Dabei können Gefäße in Milz und Leber verletzt werden – mit der Folge innerer Blutungen, die lebensbedrohliches Ausmaß annehmen können. „Solche Lenkrad-Unfälle sehen wir immer wieder in der Klinik“, berichtete Heckenkamp. Lassen die Schmerzen nach einem Unfall nicht nach, sollte eine Abklärung mittels Sonographie erfolgen.

Auch unfallbedingte Frakturen bergen große Gefahren. So brechen sich kleine Kinder gelegentlich den Ellenbogen, wenn sie das Fahrradfahren lernen. Das Problem dabei: Drückt der gebrochene Knochen die Armschlagader ab, wird der Unterarm nicht mehr mit Blut versorgt – im schlimmsten Fall droht eine Amputation. „Ähnliches kann Motorrad- und Skifahrern bei einem Bruch des Schienbeinkopfs passieren“, ergänzte Heckenkamp. „Auch hier können Gefäße so abgeklemmt werden, dass die Blutversorgung des Unterschenkels ausbleibt und die Extremität abstirbt.“

Deshalb sei es wichtig, bei einem Knochenbruch stets die Durchblutung zu prüfen und den Puls zu fühlen. „Auch, wenn der Patient bereits eingegipst ist und über Beschwerden klagt, muss man nachschauen, ob alles in Ordnung ist“, betonte Heckenkamp.

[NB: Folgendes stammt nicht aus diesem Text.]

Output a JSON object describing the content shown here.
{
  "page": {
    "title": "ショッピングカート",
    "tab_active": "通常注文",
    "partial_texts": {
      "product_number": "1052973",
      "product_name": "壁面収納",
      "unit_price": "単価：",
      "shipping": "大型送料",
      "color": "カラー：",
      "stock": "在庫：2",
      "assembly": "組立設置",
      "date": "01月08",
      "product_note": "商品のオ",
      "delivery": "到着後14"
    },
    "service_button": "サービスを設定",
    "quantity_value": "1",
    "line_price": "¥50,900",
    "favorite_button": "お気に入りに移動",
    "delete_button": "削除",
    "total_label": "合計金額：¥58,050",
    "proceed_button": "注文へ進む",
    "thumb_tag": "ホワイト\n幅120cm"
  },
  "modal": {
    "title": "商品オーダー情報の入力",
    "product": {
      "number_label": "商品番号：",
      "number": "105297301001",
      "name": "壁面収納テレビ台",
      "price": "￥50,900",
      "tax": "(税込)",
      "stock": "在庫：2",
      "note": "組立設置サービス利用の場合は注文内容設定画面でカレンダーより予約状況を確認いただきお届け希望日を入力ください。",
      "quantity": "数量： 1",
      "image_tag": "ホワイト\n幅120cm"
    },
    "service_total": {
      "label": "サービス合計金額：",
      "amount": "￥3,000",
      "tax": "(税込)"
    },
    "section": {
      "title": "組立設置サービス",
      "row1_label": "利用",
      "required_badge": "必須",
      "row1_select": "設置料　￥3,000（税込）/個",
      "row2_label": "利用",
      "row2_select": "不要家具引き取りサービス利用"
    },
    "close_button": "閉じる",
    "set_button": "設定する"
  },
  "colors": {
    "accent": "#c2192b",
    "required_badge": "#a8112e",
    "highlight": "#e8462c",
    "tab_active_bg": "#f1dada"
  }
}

Mitunter entstehen durch den Gips Schwellungen, die Blutgefäße abklemmen.

Ist das Gefäßproblem erkannt, können Gefäßchirurgen eine Amputation sehr häufig durch einen chirurgischen Eingriff abwenden. „Sie richten dafür entweder den Knochen so, dass das Gefäß nicht mehr abgeklemmt wird“, erklärte Heckenkamp, „oder sie rekonstruieren das beschädigte Gefäß mit einer kleinen Naht, einem Flicken oder einem Bypass.“

Das stellt eine besondere Herausforderung dar, wenn es sich um eine der schwersten, lebensbedrohlichsten Gefäßverletzungen überhaupt handelt – um einen Riss in der Aorta im Brustraum, wie er häufiger durch Autounfälle bei höheren Geschwindigkeiten entsteht. „Dann geht es um Leben und Tod, denn die Betroffenen versterben sehr schnell an der inneren Blutung“, sagte der DGG-Präsident.

Der Patient wird umgehend in ein Krankenhaus geflogen, wo direkt eine Computertomographie durchgeführt wird. In der Klinik steht ein hochspezialisiertes Team aus Unfall- und Gefäßchirurgen zur sofortigen Notfalloperation bereit. „Bei einer solchen gravierenden Gefäßverletzung kommt es auf jede Sekunde an“, betonte Heckenkamp.

Anmerkung aus gutachtlicher Sicht

Falls eine entsprechende Abklärung versäumt wird und es durch die Blutung zu einer Schädigung oder gar zum Tod des Patienten kommt, kann das den Vorwurf eines Behandlungs- bzw. Befunderhebungsfehlers begründen, der dann ggf. gutachtlich abgeklärt werden muss.